Tracks are laid under the careful eye of the judge while the dog and handler are off site unless the dog is going for their level 1 as the Level 1 tracks are laid by the dog's handler. All higher subsequent level tracks are laid by a stranger. Tracks are normally laid on natural surfaces such as dirt, grass or agricultural fields. The tracks are laid with the “track layer” walking at a normal pace, not stomping or scuffing the ground with the level of the track determining the length and difficulty of the track, with a level 2 track more difficult than a 1 and a 3 more difficult than a 2. Likewise, the amount of time the track must age before the dog and handler are allowed to start tracking increases with each level.
The tracking involves the handler following behind the dog at the end of a 10-meter line, as the dog follows the scent of the track layer. The track includes several turns, as well as man-made articles which are left on the track by the tracklayer. The dog must scent out and follow the track from start to finish at the same consistent pace only stopping to indicate on the articles that were left on the track. The dog must work on his own; help, encouragement or additional commands from the handler are not aloud.
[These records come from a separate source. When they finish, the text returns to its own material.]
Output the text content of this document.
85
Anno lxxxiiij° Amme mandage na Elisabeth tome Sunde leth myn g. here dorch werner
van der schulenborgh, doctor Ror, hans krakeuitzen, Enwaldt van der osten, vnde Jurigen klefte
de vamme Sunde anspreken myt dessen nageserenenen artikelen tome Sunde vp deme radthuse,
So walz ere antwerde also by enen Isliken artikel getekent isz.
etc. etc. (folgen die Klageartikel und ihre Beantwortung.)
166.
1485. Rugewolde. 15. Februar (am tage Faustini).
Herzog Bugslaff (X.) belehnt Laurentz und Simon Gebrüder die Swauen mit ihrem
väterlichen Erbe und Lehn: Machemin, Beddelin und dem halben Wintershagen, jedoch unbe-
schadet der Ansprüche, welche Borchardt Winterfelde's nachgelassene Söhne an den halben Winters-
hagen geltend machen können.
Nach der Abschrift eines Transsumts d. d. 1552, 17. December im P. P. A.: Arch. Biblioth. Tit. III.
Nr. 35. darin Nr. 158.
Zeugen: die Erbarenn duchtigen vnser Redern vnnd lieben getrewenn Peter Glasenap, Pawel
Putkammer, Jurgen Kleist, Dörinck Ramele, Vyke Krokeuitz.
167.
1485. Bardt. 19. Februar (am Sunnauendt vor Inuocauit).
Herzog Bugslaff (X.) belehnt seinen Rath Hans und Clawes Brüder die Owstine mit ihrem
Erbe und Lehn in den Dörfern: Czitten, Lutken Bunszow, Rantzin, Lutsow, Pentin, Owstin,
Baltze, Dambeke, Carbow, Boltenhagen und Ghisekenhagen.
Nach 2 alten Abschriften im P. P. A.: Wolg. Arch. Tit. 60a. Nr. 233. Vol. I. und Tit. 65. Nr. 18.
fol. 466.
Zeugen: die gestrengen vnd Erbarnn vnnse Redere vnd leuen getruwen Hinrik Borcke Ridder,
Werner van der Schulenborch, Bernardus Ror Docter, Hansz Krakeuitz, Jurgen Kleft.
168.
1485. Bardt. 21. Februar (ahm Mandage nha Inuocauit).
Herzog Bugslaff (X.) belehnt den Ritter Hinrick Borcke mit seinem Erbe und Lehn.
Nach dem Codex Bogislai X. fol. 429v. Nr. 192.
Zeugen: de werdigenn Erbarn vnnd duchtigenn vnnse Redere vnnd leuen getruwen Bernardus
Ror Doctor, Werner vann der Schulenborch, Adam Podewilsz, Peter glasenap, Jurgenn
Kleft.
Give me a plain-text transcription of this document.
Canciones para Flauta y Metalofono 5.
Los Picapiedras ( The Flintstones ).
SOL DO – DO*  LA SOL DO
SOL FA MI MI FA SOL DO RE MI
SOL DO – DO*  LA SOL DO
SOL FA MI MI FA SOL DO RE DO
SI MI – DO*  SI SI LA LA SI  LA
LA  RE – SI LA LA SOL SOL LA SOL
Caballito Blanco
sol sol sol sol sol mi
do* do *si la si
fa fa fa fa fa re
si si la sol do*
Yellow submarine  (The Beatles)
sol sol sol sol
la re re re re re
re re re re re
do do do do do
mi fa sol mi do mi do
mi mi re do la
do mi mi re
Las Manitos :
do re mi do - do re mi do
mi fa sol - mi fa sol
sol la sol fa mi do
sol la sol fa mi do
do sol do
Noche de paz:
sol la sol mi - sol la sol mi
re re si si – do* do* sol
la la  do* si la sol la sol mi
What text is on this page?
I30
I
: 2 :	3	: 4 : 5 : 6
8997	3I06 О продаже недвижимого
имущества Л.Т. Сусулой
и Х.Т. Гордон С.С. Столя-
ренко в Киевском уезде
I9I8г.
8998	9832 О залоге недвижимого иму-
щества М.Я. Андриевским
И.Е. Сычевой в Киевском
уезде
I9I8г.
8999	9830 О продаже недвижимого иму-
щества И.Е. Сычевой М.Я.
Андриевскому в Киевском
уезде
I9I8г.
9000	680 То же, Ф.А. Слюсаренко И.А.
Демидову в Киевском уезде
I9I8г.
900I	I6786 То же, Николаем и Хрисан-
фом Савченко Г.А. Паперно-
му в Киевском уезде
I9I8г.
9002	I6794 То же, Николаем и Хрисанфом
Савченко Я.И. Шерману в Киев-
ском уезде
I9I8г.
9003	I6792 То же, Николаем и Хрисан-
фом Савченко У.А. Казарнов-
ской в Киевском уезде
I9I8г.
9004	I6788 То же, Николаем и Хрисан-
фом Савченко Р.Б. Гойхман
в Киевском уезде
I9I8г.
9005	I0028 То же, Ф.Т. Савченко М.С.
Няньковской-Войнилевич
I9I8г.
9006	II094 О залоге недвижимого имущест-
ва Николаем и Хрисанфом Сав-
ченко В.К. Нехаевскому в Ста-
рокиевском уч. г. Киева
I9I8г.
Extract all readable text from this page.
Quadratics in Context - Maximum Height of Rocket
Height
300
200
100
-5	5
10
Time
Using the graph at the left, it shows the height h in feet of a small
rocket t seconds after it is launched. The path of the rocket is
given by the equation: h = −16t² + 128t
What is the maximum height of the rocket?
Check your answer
The handler can only give an initial command to track at the beginning and a command to re-start after the dog finds/indicates each article. The dog must be methodical, deliberate and accurate in his work with his nose deep into the track the both through the turns and straight legs of the track. The dog must indicate the articles dropped by the tracklayer by either: lying down with the article between their front paws; coming to a sit with the article between their front paws or by retrieving the article by picking up the article up and returning directly to and sitting straightly in front of the handler.
The tracking phase is designed to test the dog's trainability, ability to scent and the dog’s mental focus and concentration with great focus on the dog’s problem-solving skills and ability to work independently for a prolonged period of time at a very specific and detailed task without encouragement or reassurance by the handler.